Gerade im Bereich der Automatisierungstechnik sehen Eplan und Siemens erhebliche Effizienzgewinne, beispielsweise die Reduzierung der Planungszeit. Durch KI-gestützte Softwarelösungen können Entwickler innerhalb weniger Minuten verschiedene Szenarien simulieren, die früher Tage oder sogar Wochen in Anspruch genommen hätten. Damit lässt sich nicht nur Zeit sparen, sondern auch die Qualität der Ergebnisse erheblich verbessern. Und die Ziele sind hoch gesteckt: Als Vision sollen industrielle Copiloten mit sogenannten Agenten als digitale Assistenten Ingenieuren helfen, effizienter und präziser zu arbeiten. Sie übernehmen zeitaufwendige Routineaufgaben und ermöglichen es Entwicklungsabteilungen, sich auf kreative und strategische Herausforderungen zu konzentrieren.
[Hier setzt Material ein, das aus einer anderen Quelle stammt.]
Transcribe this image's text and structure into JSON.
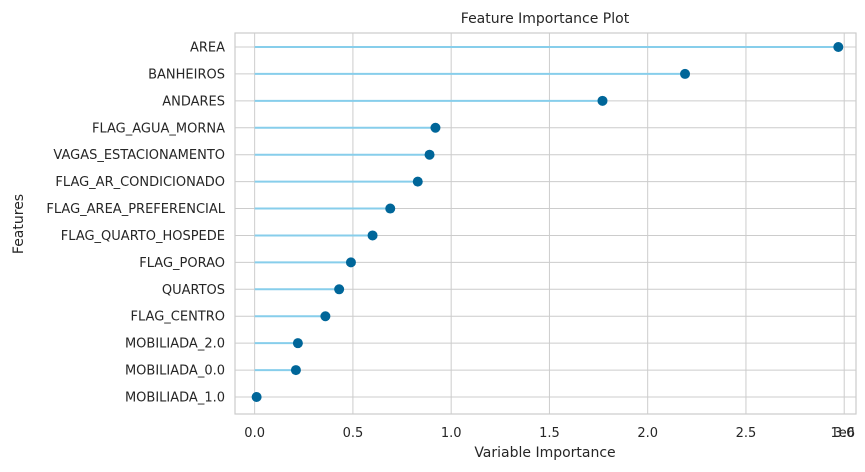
{
  "chart_data": {
    "type": "lollipop",
    "title": "Feature Importance Plot",
    "xlabel": "Variable Importance",
    "ylabel": "Features",
    "x_multiplier_label": "1e6",
    "xlim": [
      -0.1,
      3.06
    ],
    "xticks": [
      0.0,
      0.5,
      1.0,
      1.5,
      2.0,
      2.5,
      3.0
    ],
    "xtick_labels": [
      "0.0",
      "0.5",
      "1.0",
      "1.5",
      "2.0",
      "2.5",
      "3.0"
    ],
    "grid": true,
    "colors": {
      "stem": "#87ceeb",
      "marker": "#006699",
      "grid": "#cccccc",
      "spine": "#cccccc",
      "background": "#ffffff"
    },
    "categories": [
      "AREA",
      "BANHEIROS",
      "ANDARES",
      "FLAG_AGUA_MORNA",
      "VAGAS_ESTACIONAMENTO",
      "FLAG_AR_CONDICIONADO",
      "FLAG_AREA_PREFERENCIAL",
      "FLAG_QUARTO_HOSPEDE",
      "FLAG_PORAO",
      "QUARTOS",
      "FLAG_CENTRO",
      "MOBILIADA_2.0",
      "MOBILIADA_0.0",
      "MOBILIADA_1.0"
    ],
    "values": [
      2.97,
      2.19,
      1.77,
      0.92,
      0.89,
      0.83,
      0.69,
      0.6,
      0.49,
      0.43,
      0.36,
      0.22,
      0.21,
      0.01
    ]
  }
}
Sebastian Seitz: „KI ermöglicht uns, Tools zu entwickeln, die manuelle Arbeiten reduzieren, sich wiederholende Prozesse automatisieren und die Arbeitsabläufe von Ingenieuren effizienter als je zuvor gestalten.“
(Bild: Eplan)
KI braucht Daten – standardisierte Daten
Die Basis für jede Automation bis hin zum Einsatz von KI sind erstklassige Daten. Diese Herausforderung trifft den Anspruch, den Eplan mit dem Data Standard (EDS) bereits vor Jahren begründet hat – vollumfänglich beschriebene, standardisierte Artikeldaten. Klar ist: Ohne eine hervorragende Datenbasis läuft nichts. Das gilt für Standardisierung, für Automatisierung und letztlich für den Einsatz von KI. Standardisierungsinitiativen wie die Verwaltungsschale (Asset Administration Shell) sowie der Eclass-Standard bieten die Grundlage, um eine einheitliche Datenbasis zu schaffen. Zudem sollten die Entscheidungsprozesse der Künstlichen Intelligenz transparent und nachvollziehbar sein. „Wir arbeiten daran, unsere KI-Modelle so zu gestalten, dass sie nicht als ,Black Box‘ wahrgenommen werden, sondern ihre Vorschläge und Entscheidungen begründen können“, sagt Sebastian Seitz.